Preise
Shopify führt je Variante einen Preis und optional einen Streichpreis. Zusätzlich kann je Markt-Katalog ein eigener Preis hinterlegt werden. FINN.ghost füllt beides aus SelectLine-Preisgruppen.
Der Standardpreis
Preisgruppe
Bestimmt, welche Preisgruppe der SelectLine als Shop-Preis erscheint. Zur Auswahl stehen die Preise aus der Artikelmaske.
Ist in der Artikelmaske ein Preisverweis eingetragen, werden die Preise des verwiesenen Artikels verwendet.
Aktionspreise und Streichpreis
Findet FINN.ghost zum heutigen Tag einen Aktionspreis, wird dieser als Preis gesetzt und der reguläre Preis als Streichpreis. Im Shop erscheint er durchgestrichen neben dem Aktionspreis.
Läuft die Aktion aus, setzt der nächste Preislauf den regulären Preis und entfernt den Streichpreis.

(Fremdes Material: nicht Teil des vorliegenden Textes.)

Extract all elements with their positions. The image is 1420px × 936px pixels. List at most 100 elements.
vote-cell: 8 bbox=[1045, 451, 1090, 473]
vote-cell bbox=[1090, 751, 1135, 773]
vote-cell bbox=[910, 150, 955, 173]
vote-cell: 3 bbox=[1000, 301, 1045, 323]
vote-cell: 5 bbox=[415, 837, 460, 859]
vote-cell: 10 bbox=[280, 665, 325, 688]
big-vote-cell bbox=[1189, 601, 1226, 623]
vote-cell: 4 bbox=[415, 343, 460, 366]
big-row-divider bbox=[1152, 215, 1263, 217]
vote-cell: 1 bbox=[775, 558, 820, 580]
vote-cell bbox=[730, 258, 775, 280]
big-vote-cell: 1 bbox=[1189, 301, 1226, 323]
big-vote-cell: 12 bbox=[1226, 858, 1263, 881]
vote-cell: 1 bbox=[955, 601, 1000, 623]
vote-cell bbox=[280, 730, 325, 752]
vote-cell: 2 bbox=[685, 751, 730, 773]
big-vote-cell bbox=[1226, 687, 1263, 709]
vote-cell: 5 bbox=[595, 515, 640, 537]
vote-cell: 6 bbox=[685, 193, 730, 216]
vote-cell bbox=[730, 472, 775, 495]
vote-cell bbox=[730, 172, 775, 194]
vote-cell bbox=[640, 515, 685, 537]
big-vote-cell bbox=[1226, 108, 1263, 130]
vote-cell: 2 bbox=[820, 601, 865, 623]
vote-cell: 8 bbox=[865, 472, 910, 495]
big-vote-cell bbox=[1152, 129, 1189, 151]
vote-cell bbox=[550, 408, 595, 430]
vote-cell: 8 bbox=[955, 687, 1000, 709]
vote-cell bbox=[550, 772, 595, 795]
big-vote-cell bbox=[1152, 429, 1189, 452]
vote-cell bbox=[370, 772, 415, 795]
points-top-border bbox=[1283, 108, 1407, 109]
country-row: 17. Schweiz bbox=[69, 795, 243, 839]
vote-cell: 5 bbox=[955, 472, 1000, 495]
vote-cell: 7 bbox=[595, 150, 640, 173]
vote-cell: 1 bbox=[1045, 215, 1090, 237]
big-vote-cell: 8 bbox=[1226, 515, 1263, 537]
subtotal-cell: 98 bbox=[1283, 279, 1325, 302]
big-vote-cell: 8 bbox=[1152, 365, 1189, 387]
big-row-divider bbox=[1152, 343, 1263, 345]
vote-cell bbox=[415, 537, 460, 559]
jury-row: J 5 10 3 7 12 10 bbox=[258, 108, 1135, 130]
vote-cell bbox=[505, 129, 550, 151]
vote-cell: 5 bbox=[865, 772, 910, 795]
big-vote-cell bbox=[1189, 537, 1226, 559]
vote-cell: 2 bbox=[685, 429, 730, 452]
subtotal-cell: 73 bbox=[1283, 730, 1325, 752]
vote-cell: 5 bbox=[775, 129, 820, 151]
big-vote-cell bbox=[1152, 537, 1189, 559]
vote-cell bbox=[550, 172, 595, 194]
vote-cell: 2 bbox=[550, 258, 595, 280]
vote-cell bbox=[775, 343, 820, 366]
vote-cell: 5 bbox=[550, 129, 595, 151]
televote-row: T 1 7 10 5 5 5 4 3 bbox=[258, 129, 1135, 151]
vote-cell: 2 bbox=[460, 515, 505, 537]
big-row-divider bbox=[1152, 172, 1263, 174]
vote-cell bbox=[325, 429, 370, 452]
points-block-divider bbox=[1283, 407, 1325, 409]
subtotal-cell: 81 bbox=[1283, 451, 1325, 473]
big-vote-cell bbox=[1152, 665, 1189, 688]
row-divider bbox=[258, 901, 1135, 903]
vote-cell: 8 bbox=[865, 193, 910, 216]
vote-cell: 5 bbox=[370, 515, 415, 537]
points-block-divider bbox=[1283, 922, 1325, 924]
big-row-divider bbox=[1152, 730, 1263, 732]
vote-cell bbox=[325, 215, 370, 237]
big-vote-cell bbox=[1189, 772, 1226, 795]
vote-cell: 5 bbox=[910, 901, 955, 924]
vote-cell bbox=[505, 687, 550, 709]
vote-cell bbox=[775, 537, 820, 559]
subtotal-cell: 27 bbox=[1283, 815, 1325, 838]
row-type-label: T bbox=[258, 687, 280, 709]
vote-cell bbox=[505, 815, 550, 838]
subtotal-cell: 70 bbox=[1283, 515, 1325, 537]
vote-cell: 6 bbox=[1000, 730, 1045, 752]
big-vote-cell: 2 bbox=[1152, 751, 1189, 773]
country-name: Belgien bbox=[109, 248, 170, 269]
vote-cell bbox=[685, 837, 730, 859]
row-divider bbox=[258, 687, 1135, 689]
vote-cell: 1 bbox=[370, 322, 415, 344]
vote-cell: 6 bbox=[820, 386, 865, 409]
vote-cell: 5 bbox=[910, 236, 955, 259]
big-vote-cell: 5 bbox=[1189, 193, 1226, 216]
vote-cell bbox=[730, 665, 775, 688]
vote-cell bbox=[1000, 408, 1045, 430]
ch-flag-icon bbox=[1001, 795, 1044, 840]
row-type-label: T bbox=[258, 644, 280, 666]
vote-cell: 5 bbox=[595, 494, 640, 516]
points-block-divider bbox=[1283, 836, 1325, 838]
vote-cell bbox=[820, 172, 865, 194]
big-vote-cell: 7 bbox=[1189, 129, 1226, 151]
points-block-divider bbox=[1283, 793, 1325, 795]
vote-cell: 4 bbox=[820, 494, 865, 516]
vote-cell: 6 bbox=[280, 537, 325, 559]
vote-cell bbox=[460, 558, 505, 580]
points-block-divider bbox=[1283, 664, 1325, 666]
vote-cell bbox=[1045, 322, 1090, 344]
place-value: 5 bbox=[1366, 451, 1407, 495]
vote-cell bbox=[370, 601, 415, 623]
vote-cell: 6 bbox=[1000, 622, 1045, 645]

Aktionszeiträume laufen ohne Zutun ab, ohne dass sich der Artikel ändert. Der Änderungslauf bemerkt das deshalb nicht. Die Aufgabe Preise exportieren muss also regelmäßig laufen, sonst bleibt ein abgelaufener Aktionspreis im Shop stehen.
Brutto oder netto
Standardmäßig wird der Preis so übertragen, dass im Shop Bruttopreise stehen: Ist die Preisgruppe eine Nettopreisgruppe, rechnet FINN.ghost mit dem gültigen Steuersatz des Artikels hoch.
Nettopreise
Kehrt das um: Es werden Nettopreise übertragen. Der Weg für reine B2B-Shops, in denen Shopify die Steuer selbst aufschlägt.
Steuerpflicht
Hat der Artikel einen gültigen Steuerschlüssel, wird die Variante im Shop als steuerpflichtig markiert. Über die Einstellung Steuer erzwingen lässt sich das auch ohne Steuerschlüssel erreichen.
Katalogpreise für Märkte
Je Markt-Katalog lassen sich Preisgruppe und Währung festlegen. Die Aufgabe Preise exportieren schreibt daraufhin den Preis in die Preisliste und veröffentlicht den Artikel im zugehörigen Vertriebskanal.
Näheres unter Sprachen und Märkte.
Einkaufspreis
FINN.ghost überträgt zusätzlich die Kosten je Artikel, damit Shopify die Marge auswerten kann.
| Einstellung | Quelle |
|---|---|
| Preisgruppe für Kosten | Preis aus der angegebenen Preisgruppe |
| ohne diese Einstellung | letzter Einkaufspreis aus der Kalkulation |
Preise beim Bestellimport
Artikelpreise aus SelectLine verwenden
Normalerweise übernimmt der Beleg die Preise aus der Bestellung, damit Shop und Beleg denselben Betrag zeigen. Mit dieser Einstellung rechnet stattdessen die SelectLine die Positionspreise selbst.
Ist die Einstellung aus, setzt der Import zusätzlich den Belegrabatt auf 0 und leert die Rabattgruppe — sonst würde die SelectLine die Shop-Preise nachrabattieren.
Artikel ohne Preis
Ein Artikel ohne Preis in der eingestellten Preisgruppe wird übersprungen; ein bereits vorhandenes Produkt wird archiviert.
Ausnahme über ein Artikelfeld
Über die Einstellung Preisprüfung deaktivieren lässt sich ein Artikelfeld bestimmen, mit dem einzelne Artikel trotzdem — mit Preis 0,00 — in den Shop gehen. Der Weg für Artikel auf Anfrage.